Tuesday 20 August 2013

Potato Carrot Gratin with Feta

potato-fetagratin

 Here's a nice new side dish that's perfect for early fall, and goes very well with chicken or pork. Or hey, anything. Or nothing - it's a good vegetarian main dish as well, perhaps with a hearty bean salad on the side. The flavors really complement each other - the salty feta, the earthy carrots... very yummy indeed.

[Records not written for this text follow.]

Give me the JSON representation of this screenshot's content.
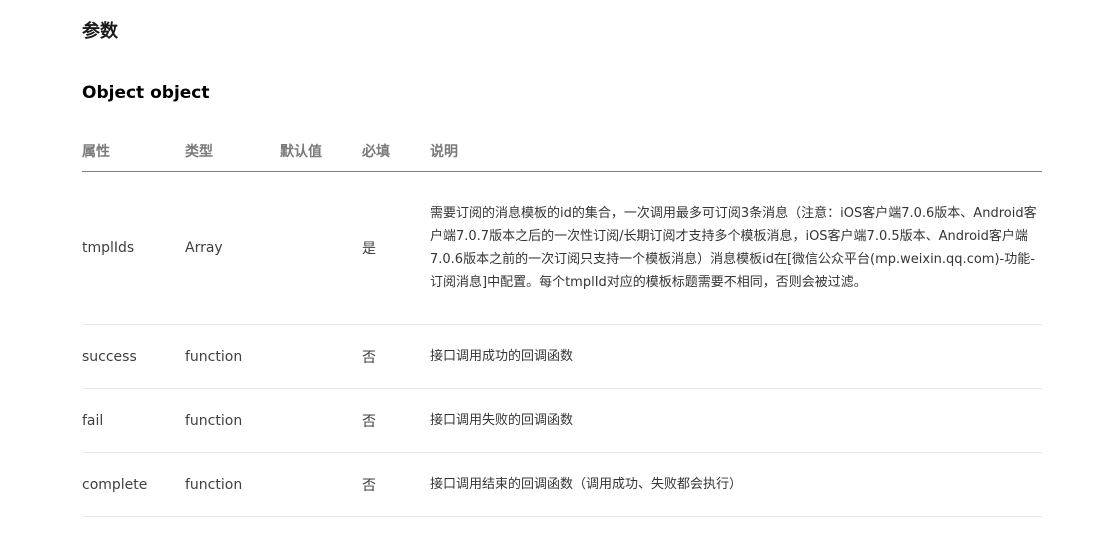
{
  "section_title": "参数",
  "object_title": "Object object",
  "table": {
    "headers": {
      "property": "属性",
      "type": "类型",
      "default": "默认值",
      "required": "必填",
      "description": "说明"
    },
    "rows": [
      {
        "property": "tmplIds",
        "type": "Array",
        "default": "",
        "required": "是",
        "description": "需要订阅的消息模板的id的集合，一次调用最多可订阅3条消息（注意：iOS客户端7.0.6版本、Android客户端7.0.7版本之后的一次性订阅/长期订阅才支持多个模板消息，iOS客户端7.0.5版本、Android客户端7.0.6版本之前的一次订阅只支持一个模板消息）消息模板id在[微信公众平台(mp.weixin.qq.com)-功能-订阅消息]中配置。每个tmplId对应的模板标题需要不相同，否则会被过滤。"
      },
      {
        "property": "success",
        "type": "function",
        "default": "",
        "required": "否",
        "description": "接口调用成功的回调函数"
      },
      {
        "property": "fail",
        "type": "function",
        "default": "",
        "required": "否",
        "description": "接口调用失败的回调函数"
      },
      {
        "property": "complete",
        "type": "function",
        "default": "",
        "required": "否",
        "description": "接口调用结束的回调函数（调用成功、失败都会执行）"
      }
    ]
  }
}
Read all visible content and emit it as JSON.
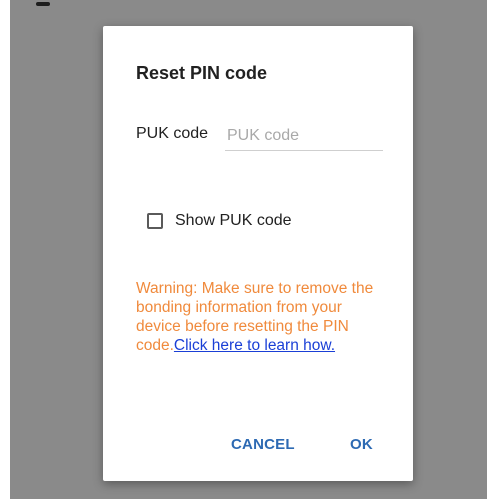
{
  "dialog": {
    "title": "Reset PIN code",
    "puk": {
      "label": "PUK code",
      "placeholder": "PUK code",
      "value": ""
    },
    "show_puk": {
      "label": "Show PUK code",
      "checked": false
    },
    "warning": {
      "text": "Warning: Make sure to remove the bonding information from your device before resetting the PIN code.",
      "link_text": "Click here to learn how."
    },
    "buttons": {
      "cancel": "CANCEL",
      "ok": "OK"
    }
  },
  "colors": {
    "scrim": "#8a8a8a",
    "warning": "#f08a3c",
    "link": "#1a3fd6",
    "button": "#2d6ab3"
  }
}
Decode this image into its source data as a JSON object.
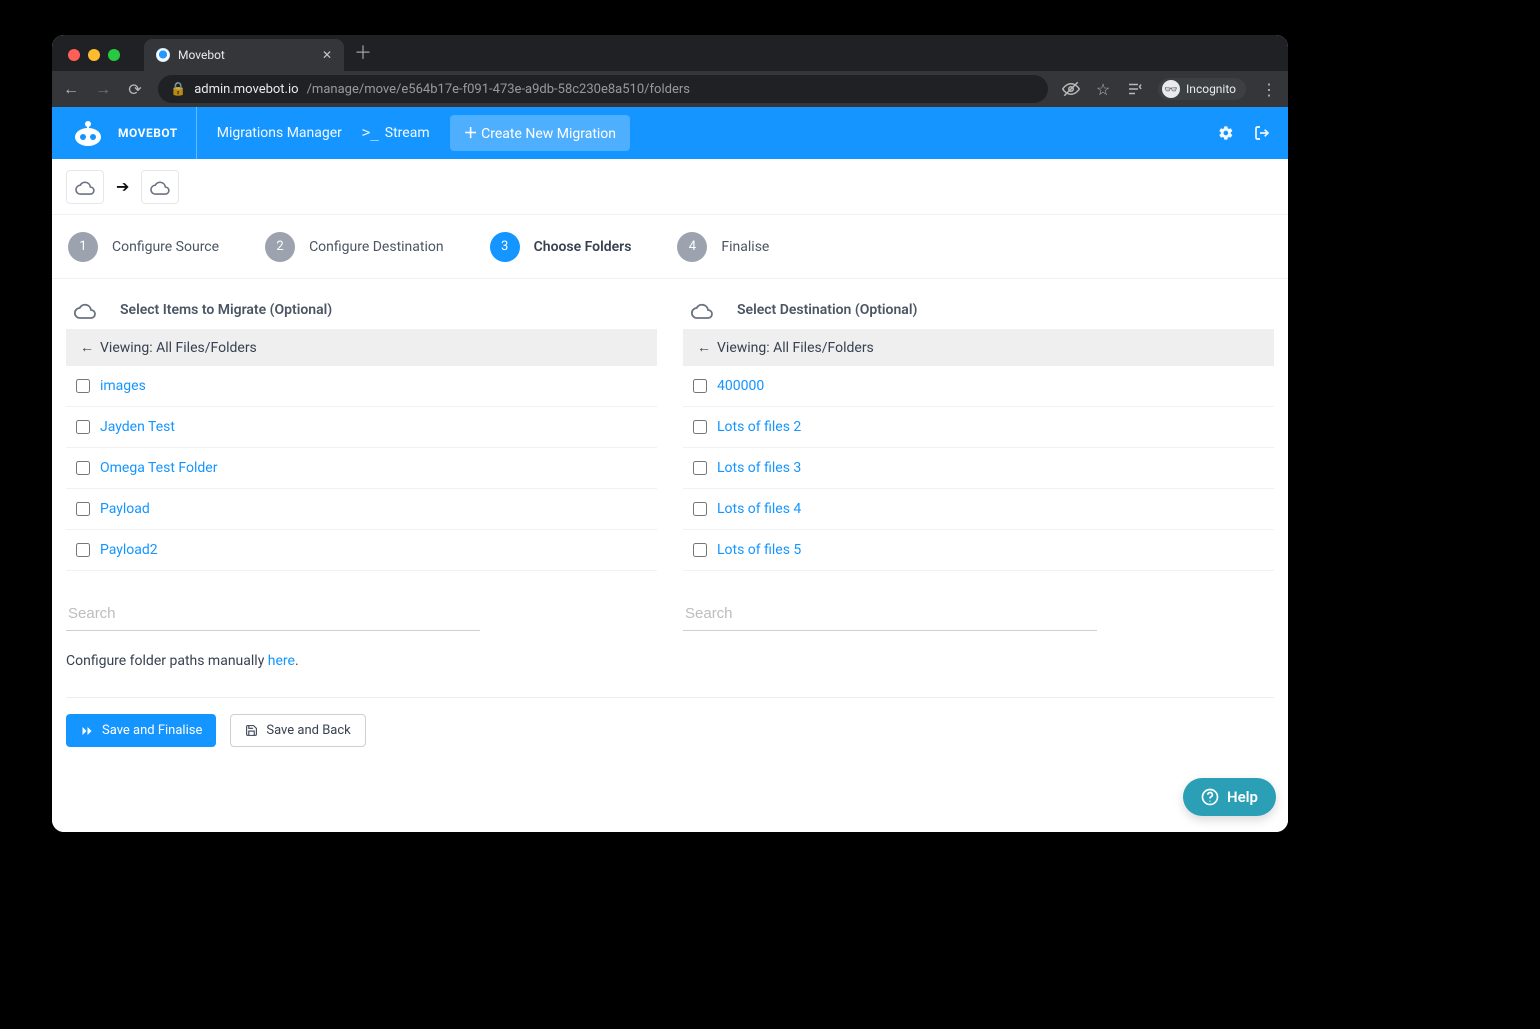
{
  "browser": {
    "tab_title": "Movebot",
    "url_host": "admin.movebot.io",
    "url_path": "/manage/move/e564b17e-f091-473e-a9db-58c230e8a510/folders",
    "incognito_label": "Incognito"
  },
  "nav": {
    "brand": "MOVEBOT",
    "links": {
      "migrations": "Migrations Manager",
      "stream": "Stream"
    },
    "create_migration": "Create New Migration"
  },
  "stepper": [
    {
      "num": "1",
      "label": "Configure Source",
      "active": false
    },
    {
      "num": "2",
      "label": "Configure Destination",
      "active": false
    },
    {
      "num": "3",
      "label": "Choose Folders",
      "active": true
    },
    {
      "num": "4",
      "label": "Finalise",
      "active": false
    }
  ],
  "source_pane": {
    "title": "Select Items to Migrate (Optional)",
    "viewing_prefix": "Viewing: ",
    "viewing_path": "All Files/Folders",
    "items": [
      "images",
      "Jayden Test",
      "Omega Test Folder",
      "Payload",
      "Payload2"
    ],
    "search_placeholder": "Search"
  },
  "dest_pane": {
    "title": "Select Destination (Optional)",
    "viewing_prefix": "Viewing: ",
    "viewing_path": "All Files/Folders",
    "items": [
      "400000",
      "Lots of files 2",
      "Lots of files 3",
      "Lots of files 4",
      "Lots of files 5"
    ],
    "search_placeholder": "Search"
  },
  "manual": {
    "text": "Configure folder paths manually ",
    "link": "here",
    "suffix": "."
  },
  "buttons": {
    "save_finalise": "Save and Finalise",
    "save_back": "Save and Back"
  },
  "help": {
    "label": "Help"
  }
}
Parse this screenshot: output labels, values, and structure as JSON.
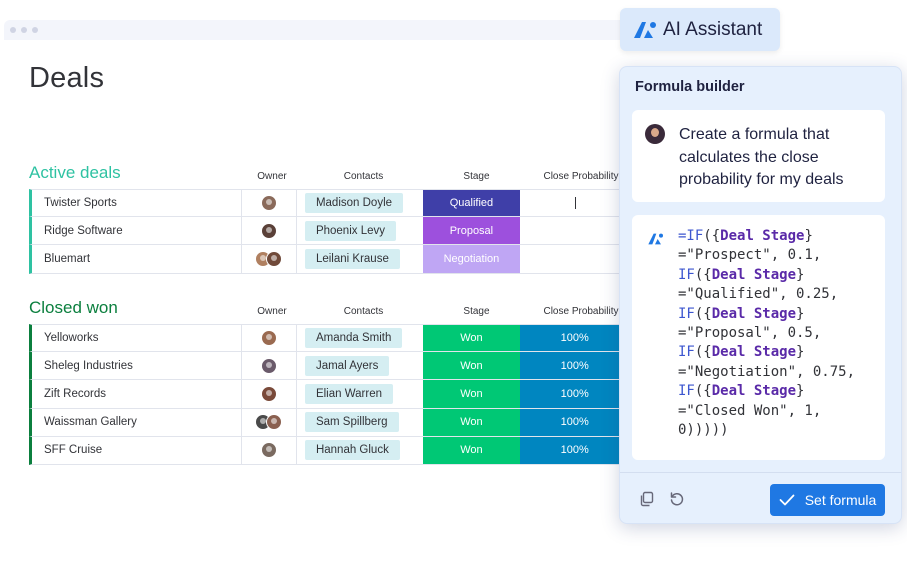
{
  "page": {
    "title": "Deals"
  },
  "groups": [
    {
      "title": "Active deals",
      "color": "#2ec2a2",
      "columns": {
        "owner": "Owner",
        "contacts": "Contacts",
        "stage": "Stage",
        "probability": "Close Probability"
      },
      "rows": [
        {
          "name": "Twister Sports",
          "owners": [
            "#8a6a5a"
          ],
          "contact": "Madison Doyle",
          "stage": "Qualified",
          "stage_color": "#3f3fa8",
          "probability": ""
        },
        {
          "name": "Ridge Software",
          "owners": [
            "#5a4038"
          ],
          "contact": "Phoenix Levy",
          "stage": "Proposal",
          "stage_color": "#9d50dd",
          "probability": ""
        },
        {
          "name": "Bluemart",
          "owners": [
            "#b08060",
            "#704a3a"
          ],
          "contact": "Leilani Krause",
          "stage": "Negotiation",
          "stage_color": "#bfa6f4",
          "probability": ""
        }
      ]
    },
    {
      "title": "Closed won",
      "color": "#0b7f3e",
      "columns": {
        "owner": "Owner",
        "contacts": "Contacts",
        "stage": "Stage",
        "probability": "Close Probability"
      },
      "rows": [
        {
          "name": "Yelloworks",
          "owners": [
            "#9a6a50"
          ],
          "contact": "Amanda Smith",
          "stage": "Won",
          "stage_color": "#00c875",
          "probability": "100%"
        },
        {
          "name": "Sheleg Industries",
          "owners": [
            "#6a5a6a"
          ],
          "contact": "Jamal Ayers",
          "stage": "Won",
          "stage_color": "#00c875",
          "probability": "100%"
        },
        {
          "name": "Zift Records",
          "owners": [
            "#7a4a3a"
          ],
          "contact": "Elian Warren",
          "stage": "Won",
          "stage_color": "#00c875",
          "probability": "100%"
        },
        {
          "name": "Waissman Gallery",
          "owners": [
            "#4a4a4a",
            "#8a6050"
          ],
          "contact": "Sam Spillberg",
          "stage": "Won",
          "stage_color": "#00c875",
          "probability": "100%"
        },
        {
          "name": "SFF Cruise",
          "owners": [
            "#7a6a60"
          ],
          "contact": "Hannah Gluck",
          "stage": "Won",
          "stage_color": "#00c875",
          "probability": "100%"
        }
      ]
    }
  ],
  "ai_tag": {
    "label": "AI Assistant",
    "icon": "ai-assistant-logo-icon"
  },
  "panel": {
    "title": "Formula builder",
    "prompt": "Create a formula that calculates the close probability for my deals",
    "formula_lines": [
      [
        [
          "kw",
          "=IF"
        ],
        [
          "str",
          "({"
        ],
        [
          "fld",
          "Deal Stage"
        ],
        [
          "str",
          "}"
        ]
      ],
      [
        [
          "str",
          "=\"Prospect\", 0.1,"
        ]
      ],
      [
        [
          "kw",
          "IF"
        ],
        [
          "str",
          "({"
        ],
        [
          "fld",
          "Deal Stage"
        ],
        [
          "str",
          "}"
        ]
      ],
      [
        [
          "str",
          "=\"Qualified\", 0.25,"
        ]
      ],
      [
        [
          "kw",
          "IF"
        ],
        [
          "str",
          "({"
        ],
        [
          "fld",
          "Deal Stage"
        ],
        [
          "str",
          "}"
        ]
      ],
      [
        [
          "str",
          "=\"Proposal\", 0.5,"
        ]
      ],
      [
        [
          "kw",
          "IF"
        ],
        [
          "str",
          "({"
        ],
        [
          "fld",
          "Deal Stage"
        ],
        [
          "str",
          "}"
        ]
      ],
      [
        [
          "str",
          "=\"Negotiation\", 0.75,"
        ]
      ],
      [
        [
          "kw",
          "IF"
        ],
        [
          "str",
          "({"
        ],
        [
          "fld",
          "Deal Stage"
        ],
        [
          "str",
          "}"
        ]
      ],
      [
        [
          "str",
          "=\"Closed Won\", 1,"
        ]
      ],
      [
        [
          "str",
          "0)))))"
        ]
      ]
    ],
    "copy_icon": "copy-icon",
    "regenerate_icon": "regenerate-icon",
    "set_formula_label": "Set formula",
    "accent": "#1f78e3",
    "prob_color": "#0086c0"
  }
}
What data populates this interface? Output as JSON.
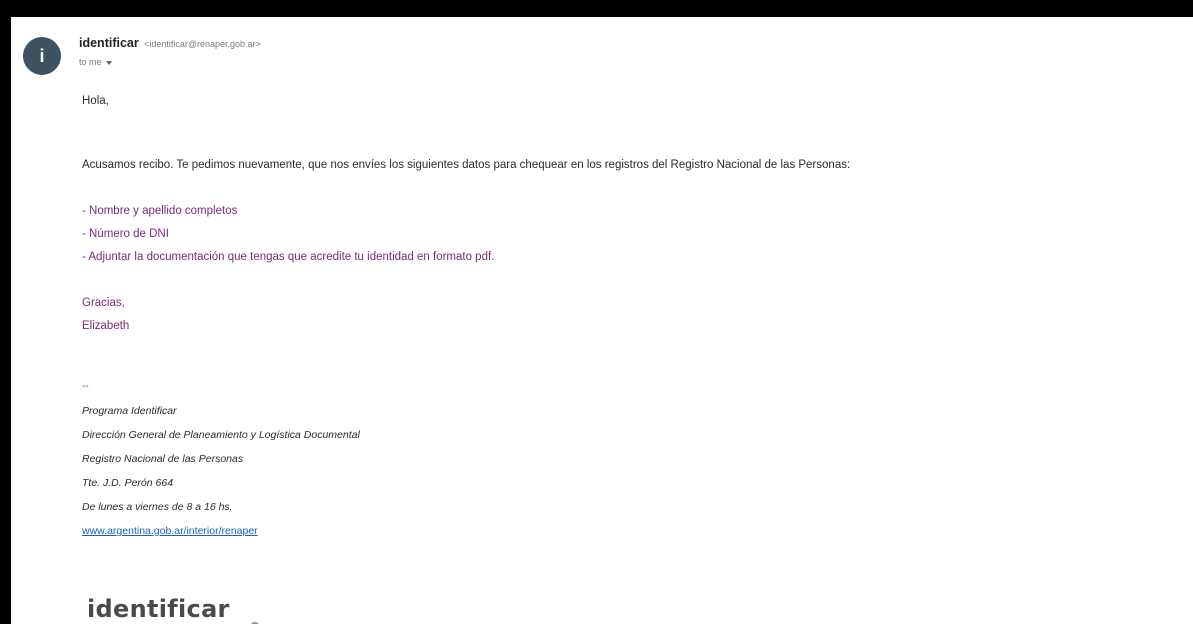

Potato Carrot Gratin with Feta
serves 4

900 g potatoes, peeled and cut into smaller pieces
300 g carrots, peeled and cut into smaller pieces
1 red pepper, cut into smaller pieces
1 onion, thinly sliced
2 tbsp neutral oil (like canola)
 salt, pepper
150 g feta cheese
300 ml cream

 Prepare the veggies. Fry on medium heat in the oil for about ten minutes in total - start with the potatoes and carrots and add the pepper and onion towards the end. Season with salt and pepper.

Put half of the veggies in an oven-proof dish. Crumble in the feta. Top with the remaining veggies, and then add cream. Bake at 200°C for about 45 minutes, or until everything is cooked through. Watch closely though, you might want to cover the dish with foil to prevent burning.